10th District Lawmakers Introduce Bill that Would Increase Transparency of School Libraries

10th District Lawmakers Introduce Bill that Would Increase Transparency of School Libraries

Senator Jim Holzapfel and Assemblymen Greg McGuckin and John Catalano (all R-10) introduced legislation that would require public schools to post a comprehensive list of all resources available in school libraries to their website to better inform parents of potentially inappropriate materials their children can access.

“When most people think of school libraries, they probably imagine a room full of old, classic books along and a few computers scattered here and there. While this may have been true a decade or two ago, school libraries nowadays contain far more resources than just books, and many parents may be shocked to see exactly what materials are available to their children,” said Sen. Holzapfel. “Today’s modern library contains access to all sorts of controversial topics, including books and articles about critical race theory (CRT)—which indoctrinates students with the absurd belief that people are inherently privileged, oppressive, or morally deficient due to little more than the circumstances of their birth. This legislation will make sure that public schools list all of this information online so that parents know precisely what type of information is accessible by their children.”

This bill, S-2722/A-3887, requires each public school that has a library to post on the school’s website a comprehensive list of every resource that is available in the library. This includes, but is not limited to: books, periodicals, DVDs, and databases. Any new resource ordered or purchased is required to be added to the list within 10 days of the order or purchase.

“School libraries are designed to be a helpful resource so that students can conduct research in a safe and supportive environment,” added Asm. McGuckin. “However, the Murphy Administration seems to have no problem allowing information about CRT and gender identity to creep into our school libraries. Our goal with this legislation is to increase transparency between the information available in schools and the general public.”

The District 10 lawmakers all voted against New Jersey’s controversial new sex education standards, which were supported by the Murphy Administration. The new curriculum, which takes effect in September 2022, is the result of legislation signed into law by Gov. Murphy in 2019 and 2021 and updated New Jersey Student Learning Standards in health and physical education unveiled in 2020 by the State Board of Education.

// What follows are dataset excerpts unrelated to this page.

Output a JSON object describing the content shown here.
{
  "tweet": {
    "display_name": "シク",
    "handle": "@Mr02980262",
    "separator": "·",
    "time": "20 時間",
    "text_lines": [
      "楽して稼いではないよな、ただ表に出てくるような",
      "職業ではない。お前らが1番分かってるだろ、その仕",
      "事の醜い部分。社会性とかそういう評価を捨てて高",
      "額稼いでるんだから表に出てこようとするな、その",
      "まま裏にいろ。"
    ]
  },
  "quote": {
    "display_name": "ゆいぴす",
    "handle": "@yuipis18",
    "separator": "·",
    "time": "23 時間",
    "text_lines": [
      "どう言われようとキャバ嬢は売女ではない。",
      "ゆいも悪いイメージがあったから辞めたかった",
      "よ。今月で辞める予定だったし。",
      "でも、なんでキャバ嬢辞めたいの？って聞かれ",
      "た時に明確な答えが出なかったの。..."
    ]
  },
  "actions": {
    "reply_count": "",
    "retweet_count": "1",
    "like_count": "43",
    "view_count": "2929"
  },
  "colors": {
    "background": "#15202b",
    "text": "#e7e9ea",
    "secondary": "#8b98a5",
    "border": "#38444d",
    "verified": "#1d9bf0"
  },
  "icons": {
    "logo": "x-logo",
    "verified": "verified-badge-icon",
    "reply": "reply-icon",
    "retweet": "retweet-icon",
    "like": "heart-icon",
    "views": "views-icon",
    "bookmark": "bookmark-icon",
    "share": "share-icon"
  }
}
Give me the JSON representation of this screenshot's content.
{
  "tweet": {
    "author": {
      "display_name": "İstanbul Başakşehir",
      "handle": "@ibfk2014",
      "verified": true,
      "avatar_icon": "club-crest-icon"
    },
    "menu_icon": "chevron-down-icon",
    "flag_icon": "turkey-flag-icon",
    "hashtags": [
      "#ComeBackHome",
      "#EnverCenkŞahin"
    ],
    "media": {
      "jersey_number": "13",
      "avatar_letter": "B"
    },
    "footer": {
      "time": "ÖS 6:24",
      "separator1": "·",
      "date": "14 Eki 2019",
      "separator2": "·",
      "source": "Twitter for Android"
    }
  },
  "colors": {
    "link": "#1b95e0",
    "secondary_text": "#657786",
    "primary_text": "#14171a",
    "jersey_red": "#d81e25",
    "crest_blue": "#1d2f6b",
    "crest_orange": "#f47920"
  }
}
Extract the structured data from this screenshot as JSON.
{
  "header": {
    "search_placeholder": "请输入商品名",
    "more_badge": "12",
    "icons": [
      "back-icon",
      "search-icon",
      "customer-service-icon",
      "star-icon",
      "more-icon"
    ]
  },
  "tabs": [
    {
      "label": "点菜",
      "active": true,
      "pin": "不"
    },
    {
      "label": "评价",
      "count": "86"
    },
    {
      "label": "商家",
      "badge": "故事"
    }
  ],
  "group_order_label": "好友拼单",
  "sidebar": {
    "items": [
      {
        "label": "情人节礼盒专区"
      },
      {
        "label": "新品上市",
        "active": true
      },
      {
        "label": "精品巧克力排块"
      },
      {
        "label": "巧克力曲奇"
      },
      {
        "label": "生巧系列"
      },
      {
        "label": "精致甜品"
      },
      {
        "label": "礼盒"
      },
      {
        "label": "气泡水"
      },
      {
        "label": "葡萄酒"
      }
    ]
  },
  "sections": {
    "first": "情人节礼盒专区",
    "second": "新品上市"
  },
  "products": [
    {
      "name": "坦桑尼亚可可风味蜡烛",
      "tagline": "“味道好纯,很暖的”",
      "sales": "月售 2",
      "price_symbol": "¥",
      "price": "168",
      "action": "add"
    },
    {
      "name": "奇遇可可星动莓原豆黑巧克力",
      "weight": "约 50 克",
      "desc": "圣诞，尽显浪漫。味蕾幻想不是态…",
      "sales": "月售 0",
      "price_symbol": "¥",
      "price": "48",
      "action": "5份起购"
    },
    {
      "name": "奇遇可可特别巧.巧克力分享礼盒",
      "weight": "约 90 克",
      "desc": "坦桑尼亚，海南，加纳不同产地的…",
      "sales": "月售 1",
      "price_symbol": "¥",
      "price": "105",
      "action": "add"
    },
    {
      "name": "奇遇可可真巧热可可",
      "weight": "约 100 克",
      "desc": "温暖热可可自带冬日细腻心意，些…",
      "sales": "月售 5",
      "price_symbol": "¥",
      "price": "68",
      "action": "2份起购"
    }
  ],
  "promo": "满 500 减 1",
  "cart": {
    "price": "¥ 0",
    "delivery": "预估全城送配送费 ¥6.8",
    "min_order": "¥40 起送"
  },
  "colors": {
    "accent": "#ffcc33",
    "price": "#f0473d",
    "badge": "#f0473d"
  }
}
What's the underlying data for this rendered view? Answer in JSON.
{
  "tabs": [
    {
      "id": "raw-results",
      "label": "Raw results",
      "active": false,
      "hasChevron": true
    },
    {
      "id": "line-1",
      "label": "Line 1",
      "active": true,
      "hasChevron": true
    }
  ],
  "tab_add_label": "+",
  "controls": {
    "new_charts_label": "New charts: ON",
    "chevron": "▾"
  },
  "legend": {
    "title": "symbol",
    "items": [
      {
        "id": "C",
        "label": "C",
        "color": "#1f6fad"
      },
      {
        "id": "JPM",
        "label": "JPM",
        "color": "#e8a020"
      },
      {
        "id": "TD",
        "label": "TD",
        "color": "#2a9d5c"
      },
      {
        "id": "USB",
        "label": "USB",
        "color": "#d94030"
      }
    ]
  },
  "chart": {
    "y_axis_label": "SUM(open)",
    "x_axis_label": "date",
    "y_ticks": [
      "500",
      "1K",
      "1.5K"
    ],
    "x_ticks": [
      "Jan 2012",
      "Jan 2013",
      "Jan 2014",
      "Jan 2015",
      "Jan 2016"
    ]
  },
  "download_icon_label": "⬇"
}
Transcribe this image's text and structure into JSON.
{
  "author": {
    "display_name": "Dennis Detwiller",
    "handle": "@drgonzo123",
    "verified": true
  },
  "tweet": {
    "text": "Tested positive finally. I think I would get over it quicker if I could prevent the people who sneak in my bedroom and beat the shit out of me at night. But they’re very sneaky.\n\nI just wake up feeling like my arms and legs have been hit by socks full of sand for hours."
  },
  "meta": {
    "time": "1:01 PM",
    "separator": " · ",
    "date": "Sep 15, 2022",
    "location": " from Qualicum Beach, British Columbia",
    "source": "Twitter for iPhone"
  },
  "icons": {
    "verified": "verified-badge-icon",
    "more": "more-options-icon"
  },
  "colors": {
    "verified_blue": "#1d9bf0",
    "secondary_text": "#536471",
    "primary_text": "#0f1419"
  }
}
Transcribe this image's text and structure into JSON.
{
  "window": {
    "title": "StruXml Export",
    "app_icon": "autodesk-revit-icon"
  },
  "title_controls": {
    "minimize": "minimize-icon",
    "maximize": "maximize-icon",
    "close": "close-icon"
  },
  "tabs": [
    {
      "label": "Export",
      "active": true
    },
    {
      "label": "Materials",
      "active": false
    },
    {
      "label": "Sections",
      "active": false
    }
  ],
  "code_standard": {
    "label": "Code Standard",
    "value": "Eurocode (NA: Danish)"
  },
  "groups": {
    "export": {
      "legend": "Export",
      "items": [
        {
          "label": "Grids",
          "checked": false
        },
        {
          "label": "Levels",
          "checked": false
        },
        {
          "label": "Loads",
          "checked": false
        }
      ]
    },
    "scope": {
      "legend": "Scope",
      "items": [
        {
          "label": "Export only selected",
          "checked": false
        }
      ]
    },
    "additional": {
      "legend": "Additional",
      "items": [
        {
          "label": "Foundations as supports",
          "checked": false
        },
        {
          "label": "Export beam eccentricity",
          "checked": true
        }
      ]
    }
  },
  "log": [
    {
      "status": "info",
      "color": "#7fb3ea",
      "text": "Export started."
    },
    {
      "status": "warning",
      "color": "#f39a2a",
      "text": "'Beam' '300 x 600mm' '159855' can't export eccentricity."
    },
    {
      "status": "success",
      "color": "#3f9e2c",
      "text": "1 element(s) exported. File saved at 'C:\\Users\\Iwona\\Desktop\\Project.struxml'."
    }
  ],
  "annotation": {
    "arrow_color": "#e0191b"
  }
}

“From kindergarten to twelfth grade, there’s no doubt that school libraries have historically played an important role in a student’s academic development,” said Asm. Catalano. “The issue now is that we have a social and political agenda that is being foisted on our children. Parents deserve the right to know what kind of information their kids have access to in the classroom. Making that information publicly available on school websites is the most effective way to do this.”